On Snowflake and Databricks, APPROX_PERCENTILE(value, 0.5) is significantly faster than the exact aggregate and accurate enough for outlier detection. The TDigest-backed error is well under one percent on the medians and MADs that you care about, with an order-of-magnitude speedup on tables with hundreds of millions of rows. Prefer the approximate variant unless you have a regulatory reason to compute exact statistics, and always inspect the row count of the median CTE before the join — a forgotten GROUP BY upstream can silently inflate the join and yield wrong scores without erroring.

If you want to drill SQL detectors like MAD against a graded problem set, NAILDD is launching with 500+ SQL problems covering exactly this pattern.

FAQ

When should I pick MAD over IQR for outlier detection?

Both are robust on skewed distributions, and the right choice depends on how you want to score the rows.
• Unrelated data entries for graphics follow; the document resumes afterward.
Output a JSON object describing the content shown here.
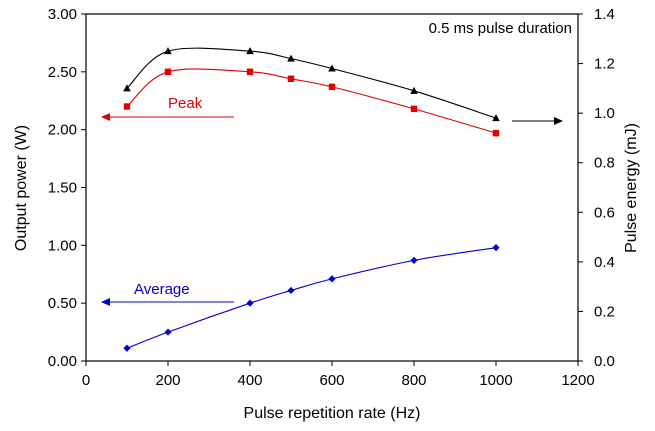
{
  "chart_data": {
    "type": "line",
    "xlabel": "Pulse repetition rate (Hz)",
    "ylabel_left": "Output power (W)",
    "ylabel_right": "Pulse energy (mJ)",
    "xlim": [
      0,
      1200
    ],
    "ylim_left": [
      0,
      3
    ],
    "ylim_right": [
      0,
      1.4
    ],
    "x_ticks": [
      "0",
      "200",
      "400",
      "600",
      "800",
      "1000",
      "1200"
    ],
    "y_left_ticks": [
      "0.00",
      "0.50",
      "1.00",
      "1.50",
      "2.00",
      "2.50",
      "3.00"
    ],
    "y_right_ticks": [
      "0.0",
      "0.2",
      "0.4",
      "0.6",
      "0.8",
      "1.0",
      "1.2",
      "1.4"
    ],
    "grid": false,
    "series": [
      {
        "name": "Peak",
        "axis": "left",
        "color": "#e00000",
        "marker": "square",
        "x": [
          100,
          200,
          400,
          500,
          600,
          800,
          1000
        ],
        "values": [
          2.2,
          2.5,
          2.5,
          2.44,
          2.37,
          2.18,
          1.97
        ]
      },
      {
        "name": "Average",
        "axis": "left",
        "color": "#0000cc",
        "marker": "diamond",
        "x": [
          100,
          200,
          400,
          500,
          600,
          800,
          1000
        ],
        "values": [
          0.11,
          0.25,
          0.5,
          0.61,
          0.71,
          0.87,
          0.98
        ]
      },
      {
        "name": "",
        "axis": "right",
        "color": "#000000",
        "marker": "triangle",
        "x": [
          100,
          200,
          400,
          500,
          600,
          800,
          1000
        ],
        "values": [
          1.1,
          1.25,
          1.25,
          1.22,
          1.18,
          1.09,
          0.98
        ]
      }
    ],
    "annotations": {
      "peak_label": "Peak",
      "average_label": "Average",
      "duration_label": "0.5 ms pulse duration"
    }
  }
}
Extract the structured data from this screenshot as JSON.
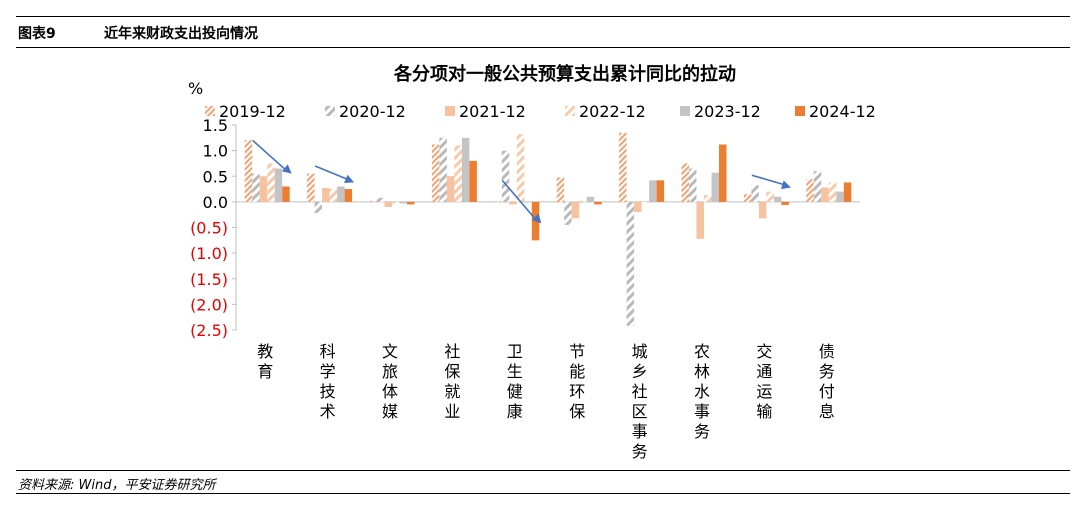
{
  "figure": {
    "number": "图表9",
    "title": "近年来财政支出投向情况",
    "source": "资料来源: Wind，平安证券研究所"
  },
  "chart_data": {
    "type": "bar",
    "title": "各分项对一般公共预算支出累计同比的拉动",
    "ylabel": "%",
    "ylim": [
      -2.5,
      1.5
    ],
    "yticks": [
      1.5,
      1.0,
      0.5,
      0.0,
      -0.5,
      -1.0,
      -1.5,
      -2.0,
      -2.5
    ],
    "ytick_labels": [
      "1.5",
      "1.0",
      "0.5",
      "0.0",
      "(0.5)",
      "(1.0)",
      "(1.5)",
      "(2.0)",
      "(2.5)"
    ],
    "negative_tick_color": "#e60000",
    "legend_position": "top",
    "grid": false,
    "categories": [
      "教育",
      "科学技术",
      "文旅体媒",
      "社保就业",
      "卫生健康",
      "节能环保",
      "城乡社区事务",
      "农林水事务",
      "交通运输",
      "债务付息"
    ],
    "series": [
      {
        "name": "2019-12",
        "color": "#f4a070",
        "pattern": "hatch-dense",
        "values": [
          1.2,
          0.55,
          0.02,
          1.12,
          0.0,
          0.48,
          1.35,
          0.75,
          0.15,
          0.44
        ]
      },
      {
        "name": "2020-12",
        "color": "#b9b9b9",
        "pattern": "hatch-sparse",
        "values": [
          0.55,
          -0.22,
          0.08,
          1.25,
          1.0,
          -0.45,
          -2.42,
          0.65,
          0.32,
          0.6
        ]
      },
      {
        "name": "2021-12",
        "color": "#f7c29f",
        "pattern": "solid",
        "values": [
          0.5,
          0.27,
          -0.1,
          0.5,
          -0.05,
          -0.32,
          -0.2,
          -0.72,
          -0.32,
          0.28
        ]
      },
      {
        "name": "2022-12",
        "color": "#f7c9a8",
        "pattern": "hatch-sparse",
        "values": [
          0.75,
          0.25,
          -0.03,
          1.1,
          1.32,
          0.02,
          0.0,
          0.13,
          0.2,
          0.38
        ]
      },
      {
        "name": "2023-12",
        "color": "#c4c4c4",
        "pattern": "solid",
        "values": [
          0.65,
          0.3,
          -0.03,
          1.25,
          0.0,
          0.1,
          0.42,
          0.57,
          0.1,
          0.2
        ]
      },
      {
        "name": "2024-12",
        "color": "#ed7d31",
        "pattern": "solid",
        "values": [
          0.3,
          0.25,
          -0.05,
          0.8,
          -0.75,
          -0.05,
          0.42,
          1.12,
          -0.06,
          0.38
        ]
      }
    ],
    "annotations": [
      {
        "type": "arrow",
        "color": "#4472c4",
        "from": {
          "category": "教育",
          "value": 1.2
        },
        "to": {
          "category": "教育",
          "value": 0.55
        }
      },
      {
        "type": "arrow",
        "color": "#4472c4",
        "from": {
          "category": "科学技术",
          "value": 0.7
        },
        "to": {
          "category": "科学技术",
          "value": 0.38
        }
      },
      {
        "type": "arrow",
        "color": "#4472c4",
        "from": {
          "category": "卫生健康",
          "value": 0.42
        },
        "to": {
          "category": "卫生健康",
          "value": -0.42
        }
      },
      {
        "type": "arrow",
        "color": "#4472c4",
        "from": {
          "category": "交通运输",
          "value": 0.52
        },
        "to": {
          "category": "交通运输",
          "value": 0.28
        }
      }
    ]
  }
}
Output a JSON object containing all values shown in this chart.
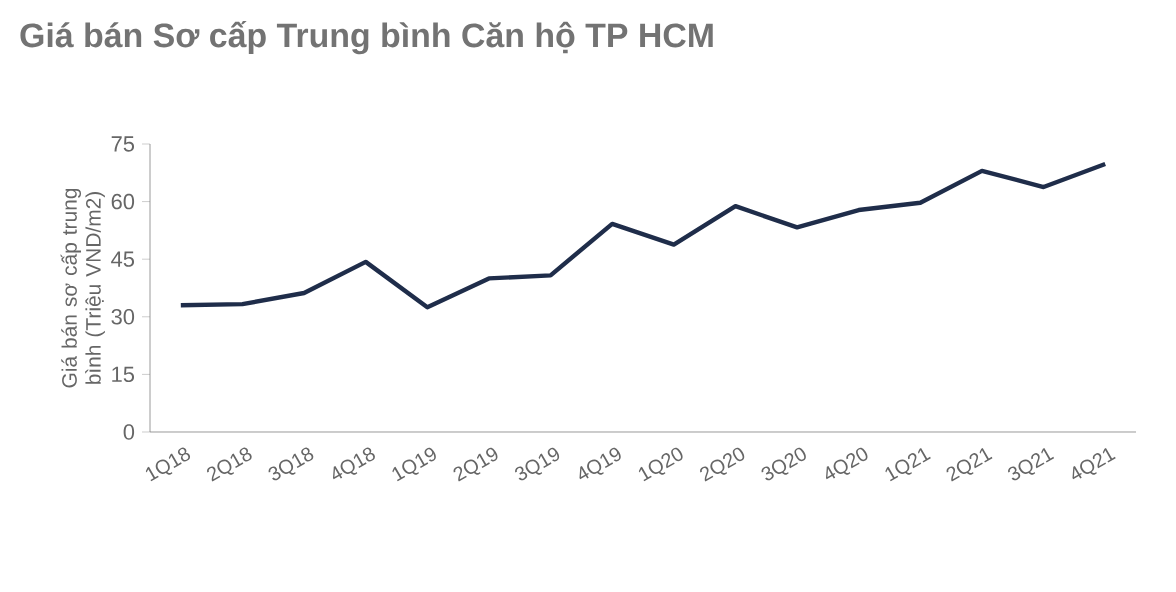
{
  "chart_data": {
    "type": "line",
    "title": "Giá bán Sơ cấp Trung bình Căn hộ TP HCM",
    "ylabel": "Giá bán sơ cấp trung bình (Triệu VND/m2)",
    "categories": [
      "1Q18",
      "2Q18",
      "3Q18",
      "4Q18",
      "1Q19",
      "2Q19",
      "3Q19",
      "4Q19",
      "1Q20",
      "2Q20",
      "3Q20",
      "4Q20",
      "1Q21",
      "2Q21",
      "3Q21",
      "4Q21"
    ],
    "values": [
      33,
      33.3,
      36.2,
      44.3,
      32.5,
      40,
      40.8,
      54.2,
      48.8,
      58.8,
      53.3,
      57.8,
      59.7,
      68,
      63.8,
      69.8
    ],
    "color": "#1f2d4a",
    "ylim": [
      0,
      75
    ],
    "yticks": [
      0,
      15,
      30,
      45,
      60,
      75
    ],
    "marker": "none",
    "line_style": "solid"
  }
}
MAD plus the 0.6745 rescaling produces a continuous modified z-score that is directly comparable to a familiar three-sigma threshold, which makes it the natural fit when downstream code already speaks z-score. IQR with the 1.5xIQR rule produces a clean binary flag and is the standard for boxplots, so reach for it when the consumer is a chart rather than an alerting pipeline.

Should I emit the modified z-score or just a boolean flag?

Emit the score and let downstream consumers threshold it. A boolean from the detector locks in a threshold you will eventually want to tune, and tuning against a stored score is a one-line change while regenerating booleans means a full recompute. The only reason to store a flag is if the storage cost of the score is genuinely prohibitive, which it almost never is.

What do I do when more than fifty percent of my data is duplicates?

MAD is zero and the modified z-score is undefined. The practical fix in most pipelines is to fall back to IQR for that segment, or compute MAD on the non-zero subset and treat the zero mass separately. Do not silently divide by zero and ship null scores; flag the segment as undetectable and route it through a human review.

Does the Iglewicz and Hoaglin threshold of 3.5 work for every metric?

It is a sensible default and worth knowing because reviewers will ask, but no fixed threshold is universally correct. On heavy-tailed distributions like ad spend, 3.5 floods the detector with false positives. On well-behaved internal metrics like service uptime it is too loose. Calibrate against a labeled sample if you have one, otherwise pick the percentile of the rescaled score that matches your alerting budget.

Can I use MAD as a feature in a downstream model?

Yes, and the modified z-score is often a better predictor than the raw value for fraud, anomaly, and churn risk models because it encodes how unusual the row is relative to its peers. The catch is that you must compute the score on a held-out window — usually the last seven or twenty-eight days excluding the row itself — to avoid leakage. Computing MAD over a window that includes the row you are scoring lets the target sneak into the feature.

How is SQL MAD different from MAD in statistics packages?

Most statistics packages return MAD pre-multiplied by the 1 / 0.6745 rescaling factor, so the number they return is already in standard-deviation-equivalent units. SQL implementations return the raw MAD without rescaling, and you apply the constant in the score formula. Mismatched conventions are a classic source of off-by-a-factor-of-1.4826 bugs.